Biomedical engineering students Amena Shermadou, Katherine Gamber, Megan Markl and Luke Stork were honored for their low-cost digital X-ray receptor.
They were advised by Thomas Hangartner, Ph.D., distinguished professor and chair of the Department of Biomedical, Industrial and Human Factors Engineering. The team of seniors designed the receptor as their senior design project.
The receptor, which looks like a small steel case with black and blue glass panes, is designed for use as an X-ray imaging device in developing countries. The box uses a high-definition camera to take pictures of X-rays as they pass through the body, saving health clinics and hospitals the costs associated with storing and developing special X-ray films.
“With this device, we don’t have to bring the hospitals new film every year,” Hangartner said.
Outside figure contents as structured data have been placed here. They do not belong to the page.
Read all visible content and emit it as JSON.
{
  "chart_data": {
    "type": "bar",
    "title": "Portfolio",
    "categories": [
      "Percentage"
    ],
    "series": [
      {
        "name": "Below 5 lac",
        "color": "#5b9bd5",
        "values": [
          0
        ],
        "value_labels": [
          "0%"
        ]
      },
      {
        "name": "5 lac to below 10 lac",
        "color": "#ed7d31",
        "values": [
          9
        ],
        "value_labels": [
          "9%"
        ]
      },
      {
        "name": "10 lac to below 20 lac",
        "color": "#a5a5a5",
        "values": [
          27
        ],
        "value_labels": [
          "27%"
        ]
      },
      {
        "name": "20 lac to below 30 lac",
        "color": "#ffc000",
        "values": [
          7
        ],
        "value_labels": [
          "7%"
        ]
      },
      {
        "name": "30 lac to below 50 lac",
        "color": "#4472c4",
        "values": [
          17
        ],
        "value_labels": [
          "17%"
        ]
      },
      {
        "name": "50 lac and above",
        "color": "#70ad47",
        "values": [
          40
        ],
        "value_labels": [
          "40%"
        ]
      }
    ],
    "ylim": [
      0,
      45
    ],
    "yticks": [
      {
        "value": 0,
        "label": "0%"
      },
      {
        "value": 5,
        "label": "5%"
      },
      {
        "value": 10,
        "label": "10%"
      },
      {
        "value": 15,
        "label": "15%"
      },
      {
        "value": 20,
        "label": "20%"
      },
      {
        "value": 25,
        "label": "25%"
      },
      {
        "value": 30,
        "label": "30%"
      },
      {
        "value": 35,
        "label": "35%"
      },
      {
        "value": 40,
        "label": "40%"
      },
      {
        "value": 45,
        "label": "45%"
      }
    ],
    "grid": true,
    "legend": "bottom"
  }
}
The fact that the image is now digital, he added, means that doctors can send the image around the world via email if they have a question about a diagnosis.
The team’s breakthrough came in developing a way to focus the lens of the camera onto the X-ray image. Previously, researchers had struggled to find a way to focus because no light enters the box. Their solution to the focus problem is currently being considered for a patent.
“This remarkable team worked hard to develop a device that addressed a critical need of these communities in a new and useful way,” said Nathan Klingbeil, Ph.D., dean of the College of Engineering and Computer Science. “They’ve truly found the crossroads of education and innovation and, as a college, we’re very proud of them.”
While the machine produces medical-grade X-ray results, the device uses off-the-shelf components, ensuring not only low operating costs by eliminating film development but also low costs for purchasing and replacing the equipment. Hangartner predicts that the cost of the device will be an order of magnitude—or as much as 10 times—lower than comparable, commercially available, digital X-ray systems.
Wright State’s team was funded by grants from the Department of Biomedical, Industrial and Human Factors Engineering and a social entrepreneurship grant from the Division of Multicultural Affairs and Community Engagement.
“The project the students are working on epitomizes the type of game-changing creativity we were hoping to support with the Social Entrepreneurship Fund,” said Kimberly Barrett, Ph.D., vice president of multicultural affairs and community engagement. “It has the potential to significantly improve health care in many low income communities both locally and abroad.”
Hangartner, who served as a judge for other projects in the competition, said the project was likely chosen for the first prize because of the significant impact it will have on health care in the developing world. He will take a team of students to Malawi later this year to install the device before monitoring its usage and making changes. He also plans to release a commercial product next year.